When actors, artists and creators agree to outsource their likeness to AIs and are compensated for it, a new ecosystem of legalities and agreements can be forged. Potentially a new branch of pop culture has been born too.

With cultural influencers taking full reign over their digital permutations, this could be the tipping point for the mainstreaming of digital products such as clothing, and other bi-products. We are one technology away from this, should Augmented Reality transform our lives as recently shared by Humane’s founder Imran Chaudry. With cultural producers embodied in their variety of lifeforms now switched on 24 hours a day, to the max, how far will future media go?

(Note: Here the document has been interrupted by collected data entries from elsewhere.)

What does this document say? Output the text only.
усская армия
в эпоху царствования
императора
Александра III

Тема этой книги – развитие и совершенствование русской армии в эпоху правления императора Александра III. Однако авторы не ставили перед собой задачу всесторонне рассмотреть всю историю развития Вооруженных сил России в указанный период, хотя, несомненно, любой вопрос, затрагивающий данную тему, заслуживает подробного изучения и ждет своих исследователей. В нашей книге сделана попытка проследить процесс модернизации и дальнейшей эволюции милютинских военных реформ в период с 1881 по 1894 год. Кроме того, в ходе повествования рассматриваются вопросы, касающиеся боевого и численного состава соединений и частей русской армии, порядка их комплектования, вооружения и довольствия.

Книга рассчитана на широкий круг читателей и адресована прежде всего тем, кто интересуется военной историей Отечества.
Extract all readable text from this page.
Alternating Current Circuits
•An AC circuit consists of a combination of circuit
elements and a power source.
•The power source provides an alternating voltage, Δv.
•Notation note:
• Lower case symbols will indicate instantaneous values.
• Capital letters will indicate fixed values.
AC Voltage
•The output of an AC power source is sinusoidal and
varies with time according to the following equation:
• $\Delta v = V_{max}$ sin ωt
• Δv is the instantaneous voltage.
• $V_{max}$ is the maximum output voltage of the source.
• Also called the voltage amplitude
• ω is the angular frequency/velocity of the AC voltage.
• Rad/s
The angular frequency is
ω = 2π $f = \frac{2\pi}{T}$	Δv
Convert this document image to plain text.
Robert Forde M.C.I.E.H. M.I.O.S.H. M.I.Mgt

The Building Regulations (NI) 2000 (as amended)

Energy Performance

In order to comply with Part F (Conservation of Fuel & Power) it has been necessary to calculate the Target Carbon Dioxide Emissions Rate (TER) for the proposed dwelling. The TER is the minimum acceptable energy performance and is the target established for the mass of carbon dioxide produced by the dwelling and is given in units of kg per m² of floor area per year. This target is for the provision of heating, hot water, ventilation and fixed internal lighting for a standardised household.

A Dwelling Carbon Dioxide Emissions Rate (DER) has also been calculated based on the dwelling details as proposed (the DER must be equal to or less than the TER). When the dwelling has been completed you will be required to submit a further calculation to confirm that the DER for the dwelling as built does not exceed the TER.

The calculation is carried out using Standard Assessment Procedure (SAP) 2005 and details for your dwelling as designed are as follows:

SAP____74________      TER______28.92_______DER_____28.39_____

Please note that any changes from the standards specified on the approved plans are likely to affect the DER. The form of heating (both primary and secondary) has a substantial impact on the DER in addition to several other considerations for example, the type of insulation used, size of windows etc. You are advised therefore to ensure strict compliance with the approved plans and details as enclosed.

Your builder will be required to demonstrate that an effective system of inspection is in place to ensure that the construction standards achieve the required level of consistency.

Futurist Douglas Rushkoff explains that human beings in a digital environment are becoming more and more like machines essentially defined by digital materials whilst the algorithms are becoming more and more like “living entities” stating “They act as if they are our evolutionary successors.”

It's dizzying. But it may push the boundaries of self expression. It may push us into spaces we can inhabit and own as humans. We are blessed with creativity and ingenuity and I hope we can build out ways to use AI that are sustaining for the people and planet, incorporating agency over our bodies and minds.

I am not 100% convinced this is happening now or any time soon when it comes to owning full agency over our AI clones. They seem to have a tendency to go rogue, given the black box aspect of AIs, which even leading AI experts can’t fully understand as we get closer to creating AGI (superior to Human intelligence). And the very organisational entities leading the AI arms race have as their primary financial incentives to control our behaviours.

Even the more reason to pioneer creator-led alternatives.